Windows 98?? Darn Newbies. Some of us started with the Commodore 64 midi player and piggybacked our own SID chips to get stereo.
You think that they are newbies...Until this thread, I've never heard of Winamp. My first computing experience was Windows ME on our family computer. I remember I would type a letter every week and mail it to my uncle in a nursing home until he died... there were [looks in the directory] ...wha? I kid you not, there are 128 typed letters in there. I didn't even know what binary was back then....wow.
Who would have thought that this forum would have lead me to discover that???
Back to WinME- I never remember having any problems with it... regardless of what people say, for a 8-to-10-year-old, it worked fine. But then again, we had dial-up, so I never touched the Internet until we got DSL during 8th grade.
When we got our XP desktop in 05 (which we still have and use), my dad copied over ALL of our files through two 512MB flash drives...and we had to reboot ME every time we unplugged
Wow, I really got off topic there...sorry
And to prove your point, I spend a lot time in the newbie forum
WTF? Do we have epidemic that kills good stuff now? Like recently Opera died now Winamp dies..who is next?
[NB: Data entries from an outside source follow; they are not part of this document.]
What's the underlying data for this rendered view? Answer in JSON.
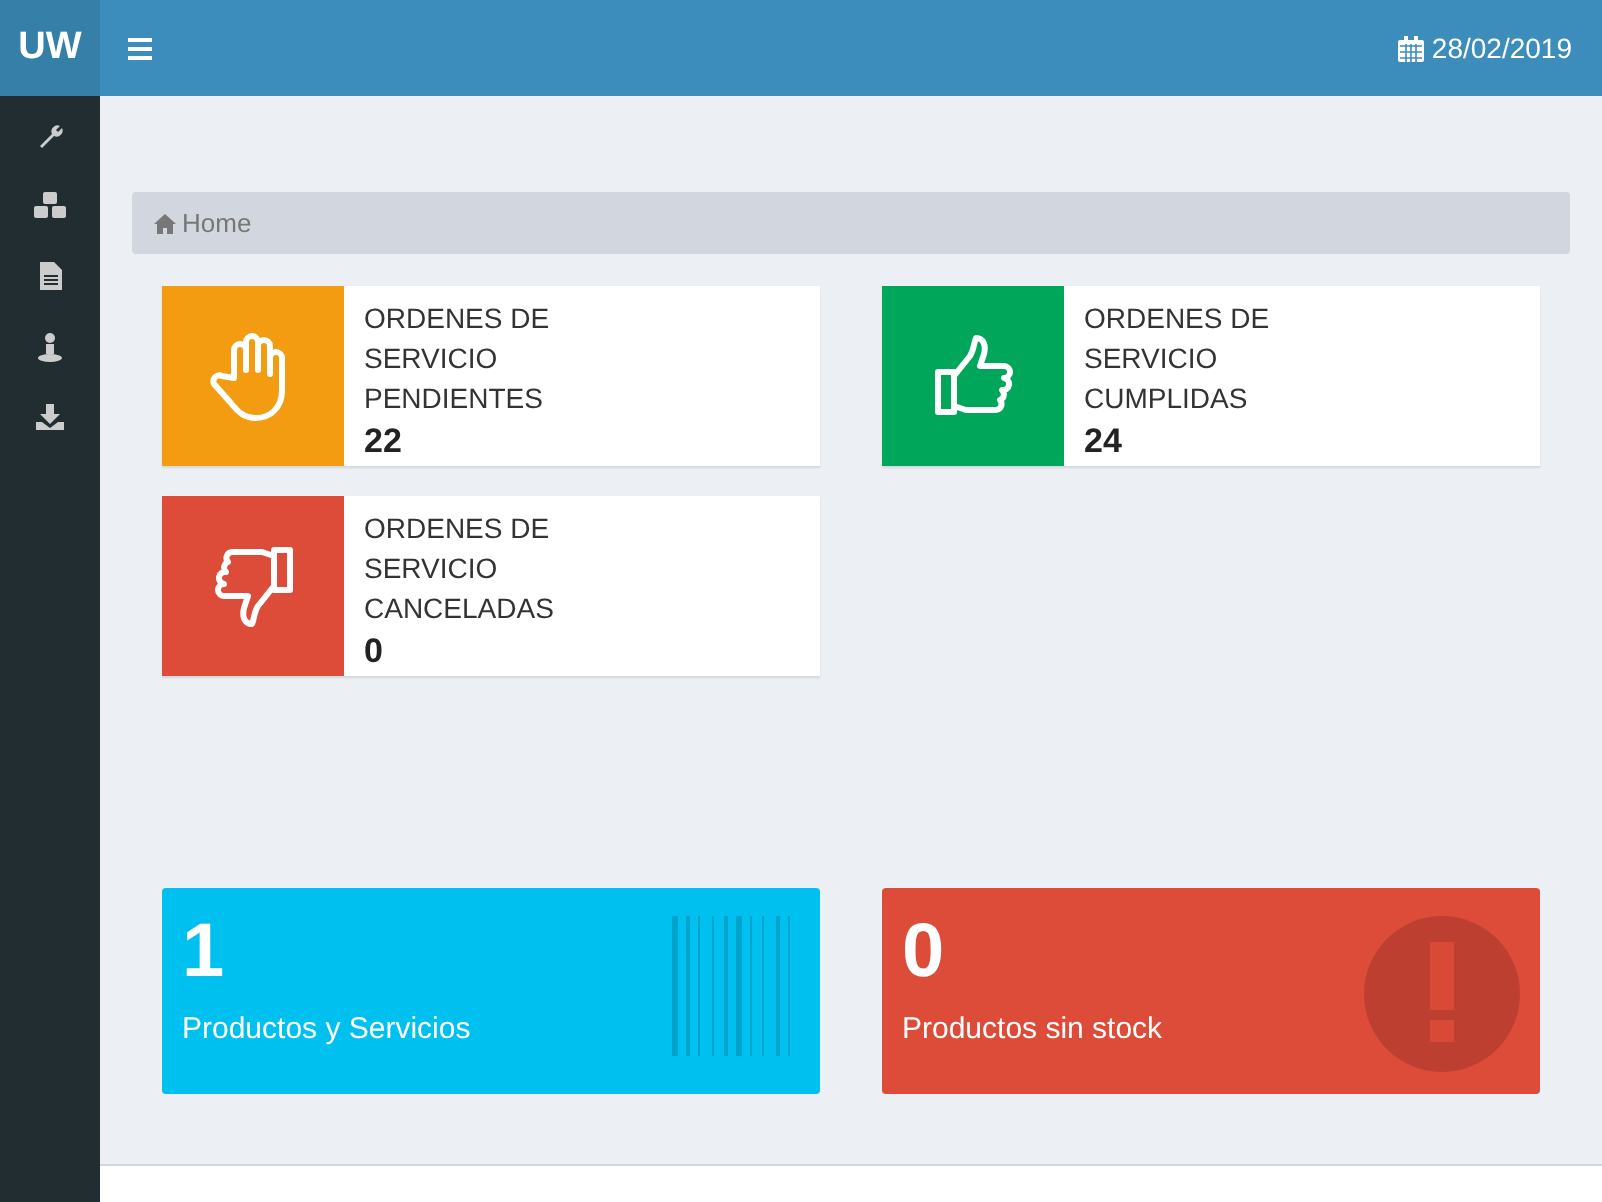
{
  "header": {
    "brand": "UW",
    "date": "28/02/2019"
  },
  "breadcrumb": {
    "label": "Home"
  },
  "info_boxes": [
    {
      "label": "ORDENES DE SERVICIO PENDIENTES",
      "count": "22",
      "color": "#f39c12",
      "kind": "hand"
    },
    {
      "label": "ORDENES DE SERVICIO CUMPLIDAS",
      "count": "24",
      "color": "#00a65a",
      "kind": "thumbs-up"
    },
    {
      "label": "ORDENES DE SERVICIO CANCELADAS",
      "count": "0",
      "color": "#dd4b39",
      "kind": "thumbs-down"
    }
  ],
  "stat_boxes": [
    {
      "number": "1",
      "label": "Productos y Servicios",
      "color": "#00c0ef",
      "kind": "barcode"
    },
    {
      "number": "0",
      "label": "Productos sin stock",
      "color": "#dd4b39",
      "kind": "alert"
    }
  ]
}
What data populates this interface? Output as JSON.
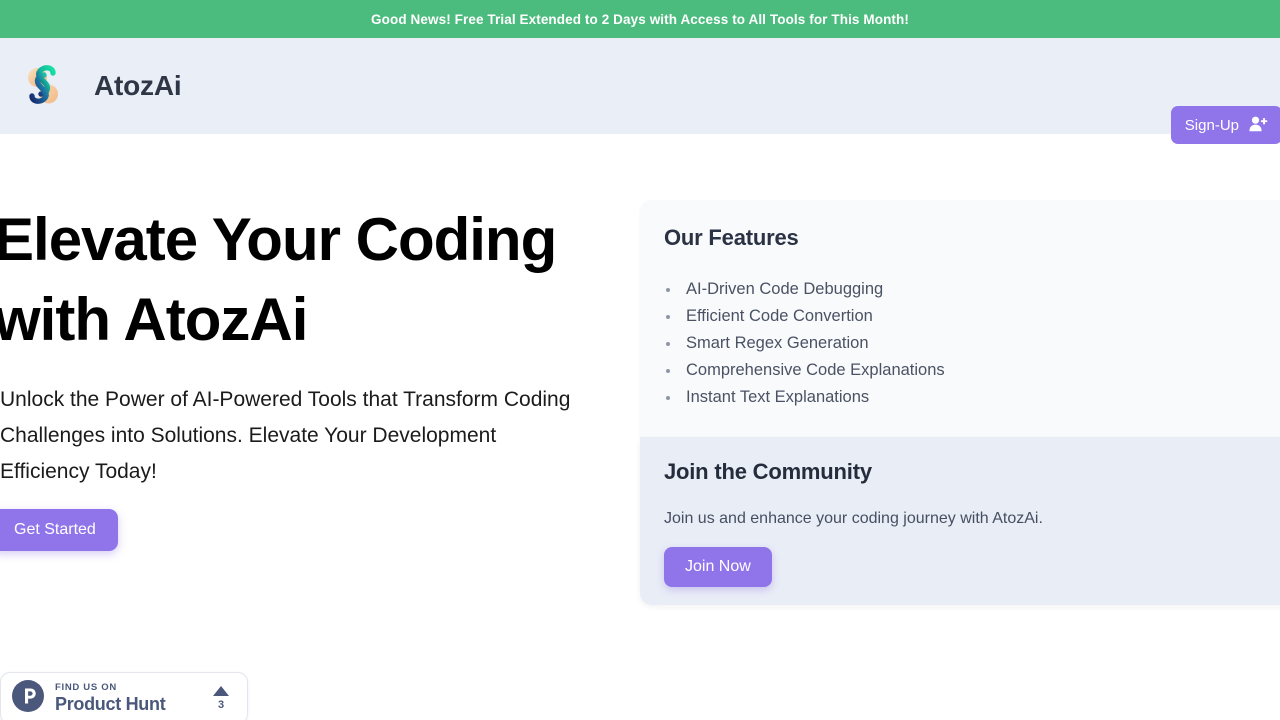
{
  "banner": {
    "message": "Good News! Free Trial Extended to 2 Days with Access to All Tools for This Month!",
    "background_color": "#4cbc7e"
  },
  "header": {
    "brand_name": "AtozAi",
    "logo_icon": "atozai-swirl-logo",
    "background_color": "#eaeef7",
    "signup": {
      "label": "Sign-Up",
      "icon": "person-add-icon",
      "color": "#9074ea"
    }
  },
  "hero": {
    "title": "Elevate Your Coding with AtozAi",
    "subtitle": "Unlock the Power of AI-Powered Tools that Transform Coding Challenges into Solutions. Elevate Your Development Efficiency Today!",
    "cta_label": "Get Started",
    "cta_color": "#9074ea"
  },
  "features_card": {
    "title": "Our Features",
    "items": [
      "AI-Driven Code Debugging",
      "Efficient Code Convertion",
      "Smart Regex Generation",
      "Comprehensive Code Explanations",
      "Instant Text Explanations"
    ],
    "background_color": "#f8fafc"
  },
  "community_card": {
    "title": "Join the Community",
    "description": "Join us and enhance your coding journey with AtozAi.",
    "cta_label": "Join Now",
    "background_color": "#e9edf6"
  },
  "product_hunt_badge": {
    "kicker": "FIND US ON",
    "name": "Product Hunt",
    "upvote_count": "3",
    "logo_icon": "product-hunt-p-icon",
    "arrow_icon": "upvote-triangle-icon",
    "color": "#4b587c"
  }
}
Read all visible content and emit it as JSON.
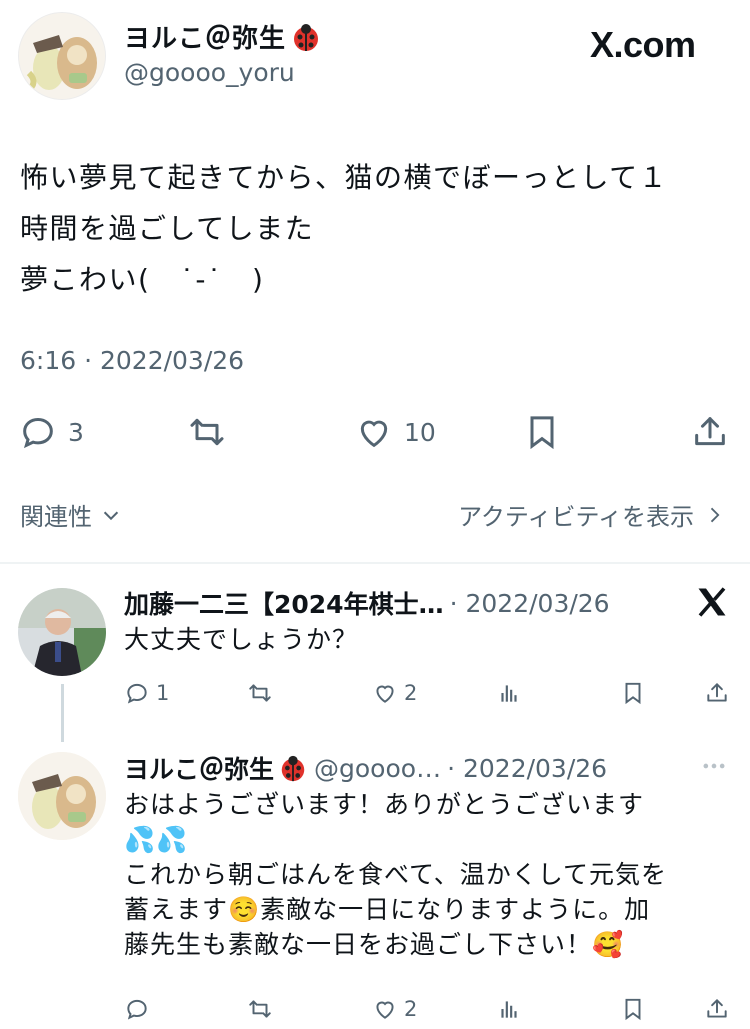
{
  "tweet": {
    "author_name": "ヨルこ＠弥生",
    "author_handle": "@goooo_yoru",
    "site_label": "X.com",
    "text_lines": [
      "怖い夢見て起きてから、猫の横でぼーっとして１",
      "時間を過ごしてしまた",
      "夢こわい(　˙-˙　)"
    ],
    "timestamp": "6:16 · 2022/03/26",
    "actions": {
      "replies": "3",
      "retweets": "",
      "likes": "10"
    },
    "sort_label": "関連性",
    "activity_label": "アクティビティを表示"
  },
  "replies": [
    {
      "author_name": "加藤一二三【2024年棋士…",
      "meta": "· 2022/03/26",
      "text_lines": [
        "大丈夫でしょうか？"
      ],
      "actions": {
        "replies": "1",
        "retweets": "",
        "likes": "2"
      }
    },
    {
      "author_name": "ヨルこ＠弥生",
      "handle": "@goooo…",
      "meta": "· 2022/03/26",
      "text_lines": [
        "おはようございます！ありがとうございます",
        "💦💦",
        "これから朝ごはんを食べて、温かくして元気を",
        "蓄えます☺️素敵な一日になりますように。加",
        "藤先生も素敵な一日をお過ごし下さい！🥰"
      ],
      "actions": {
        "replies": "",
        "retweets": "",
        "likes": "2"
      }
    }
  ],
  "colors": {
    "text": "#0f1419",
    "secondary": "#536471",
    "divider": "#e1e4e6"
  },
  "icons": [
    "ladybug-icon",
    "x-logo-icon",
    "reply-icon",
    "retweet-icon",
    "like-icon",
    "bookmark-icon",
    "share-icon",
    "chevron-down-icon",
    "chevron-right-icon",
    "views-icon",
    "more-icon"
  ]
}
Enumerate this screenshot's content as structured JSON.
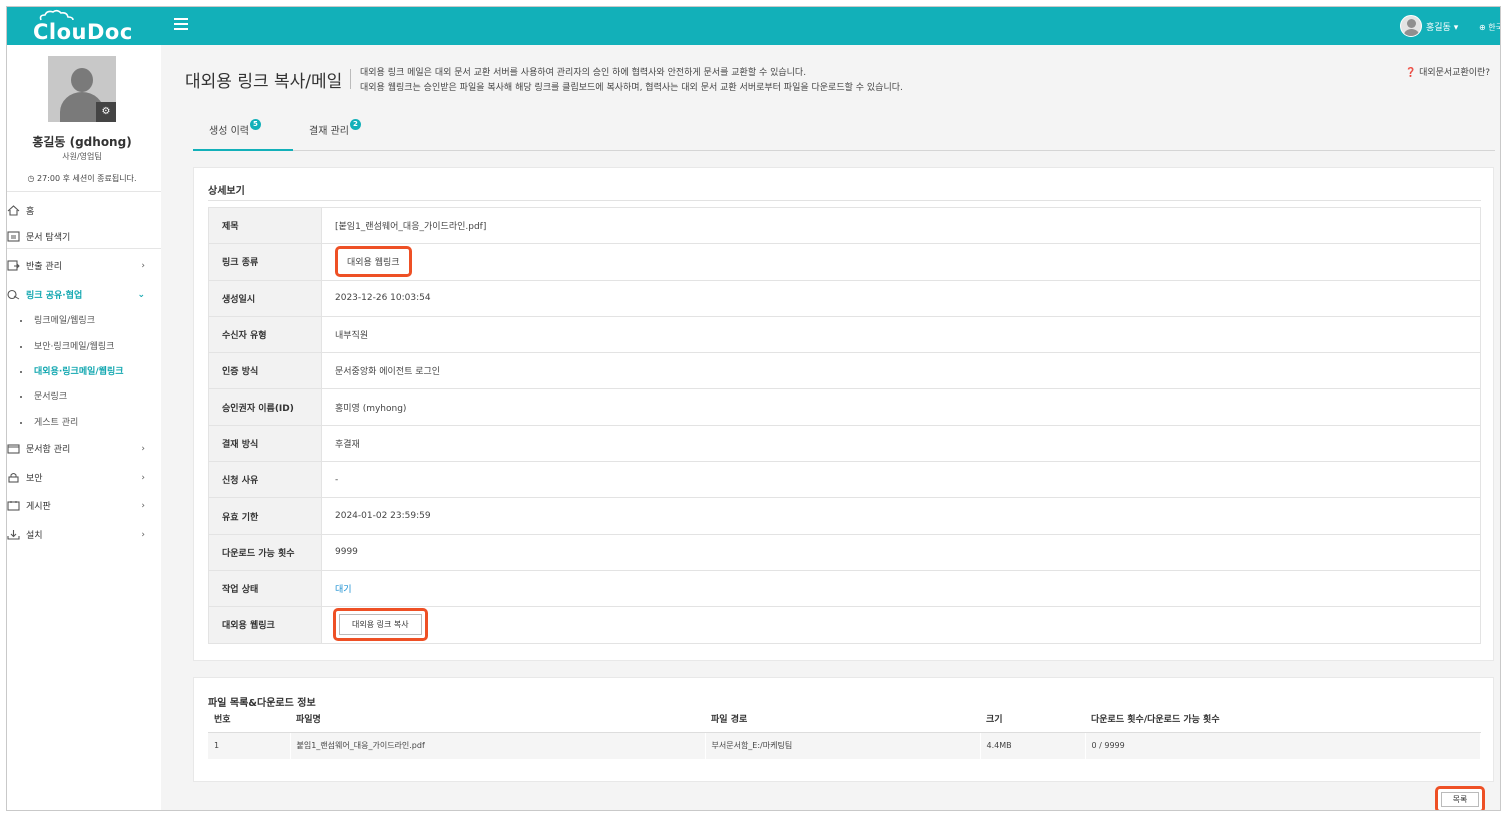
{
  "app": {
    "logo_text": "ClouDoc"
  },
  "header": {
    "user_label": "홍길동 ▾",
    "lang_label": "⊕ 한국"
  },
  "sidebar": {
    "name": "홍길동 (gdhong)",
    "dept": "사원/영업팀",
    "session": "◷ 27:00 후 세션이 종료됩니다.",
    "nav": [
      {
        "label": "홈"
      },
      {
        "label": "문서 탐색기"
      },
      {
        "label": "반출 관리"
      },
      {
        "label": "링크 공유·협업"
      },
      {
        "label": "문서함 관리"
      },
      {
        "label": "보안"
      },
      {
        "label": "게시판"
      },
      {
        "label": "설치"
      }
    ],
    "sub": [
      {
        "label": "링크메일/웹링크"
      },
      {
        "label": "보안·링크메일/웹링크"
      },
      {
        "label": "대외용·링크메일/웹링크"
      },
      {
        "label": "문서링크"
      },
      {
        "label": "게스트 관리"
      }
    ]
  },
  "main": {
    "title": "대외용 링크 복사/메일",
    "desc1": "대외용 링크 메일은 대외 문서 교환 서버를 사용하여 관리자의 승인 하에 협력사와 안전하게 문서를 교환할 수 있습니다.",
    "desc2": "대외용 웹링크는 승인받은 파일을 복사해 해당 링크를 클립보드에 복사하며, 협력사는 대외 문서 교환 서버로부터 파일을 다운로드할 수 있습니다.",
    "help": "❓ 대외문서교환이란?",
    "tabs": [
      {
        "label": "생성 이력",
        "badge": "5"
      },
      {
        "label": "결재 관리",
        "badge": "2"
      }
    ],
    "detail": {
      "title": "상세보기",
      "rows": [
        {
          "label": "제목",
          "value": "[붙임1_랜섬웨어_대응_가이드라인.pdf]"
        },
        {
          "label": "링크 종류",
          "value": "대외용 웹링크"
        },
        {
          "label": "생성일시",
          "value": "2023-12-26 10:03:54"
        },
        {
          "label": "수신자 유형",
          "value": "내부직원"
        },
        {
          "label": "인증 방식",
          "value": "문서중앙화 에이전트 로그인"
        },
        {
          "label": "승인권자 이름(ID)",
          "value": "홍미영 (myhong)"
        },
        {
          "label": "결재 방식",
          "value": "후결재"
        },
        {
          "label": "신청 사유",
          "value": "-"
        },
        {
          "label": "유효 기한",
          "value": "2024-01-02 23:59:59"
        },
        {
          "label": "다운로드 가능 횟수",
          "value": "9999"
        },
        {
          "label": "작업 상태",
          "value": "대기"
        },
        {
          "label": "대외용 웹링크",
          "value": "대외용 링크 복사"
        }
      ]
    },
    "files": {
      "title": "파일 목록&다운로드 정보",
      "columns": [
        "번호",
        "파일명",
        "파일 경로",
        "크기",
        "다운로드 횟수/다운로드 가능 횟수"
      ],
      "rows": [
        [
          "1",
          "붙임1_랜섬웨어_대응_가이드라인.pdf",
          "부서문서함_E:/마케팅팀",
          "4.4MB",
          "0 / 9999"
        ]
      ]
    },
    "list_button": "목록"
  },
  "colors": {
    "brand": "#12b0b9",
    "highlight": "#ee5025",
    "link": "#1a8fd2"
  }
}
Not so fast! Winamp is definetly something we all remember but it doesn't mean we all started with it. For example before Winamp there was built-in Windows Media Player on Windows 98 and CD Player in Accessories..but after 2.x and 3. Winamp no longer was enjoyable so i can suggest move to others like Apollo(great but outdated so use only if have great sound system otherwise pick something freshier) or Aimp(this one is updated and does job much more elegant than Winamp).
Both are fantastic, although personally I've been using mplayer for a long time. It is hugely configurable, and supports everything from ladspa plugins to jack to the framebuffer.
Coming back to the original discussion, Winamp might come back, I mean, yes they've got to remove the "proprietary" code that AOL "owns", but the company that bought it will do something with it, rather than just close it down. They would have done better to just release the code as they did with Mozilla, but I don't think it would have mattered much. Sure, it plays mp3, but so does everything else.
I am more concerned about Opera. Decades of developing the Presto rendering engine, and they're just gonna call it quits? What's gonna happen to the code? Actually, they would have done better to release it as open source, but I doubt they will. For one, it still runs their opera mini transcoders (or does it?)
Last edited by DJ Shaji; 05-10-2014 at 05:28 PM.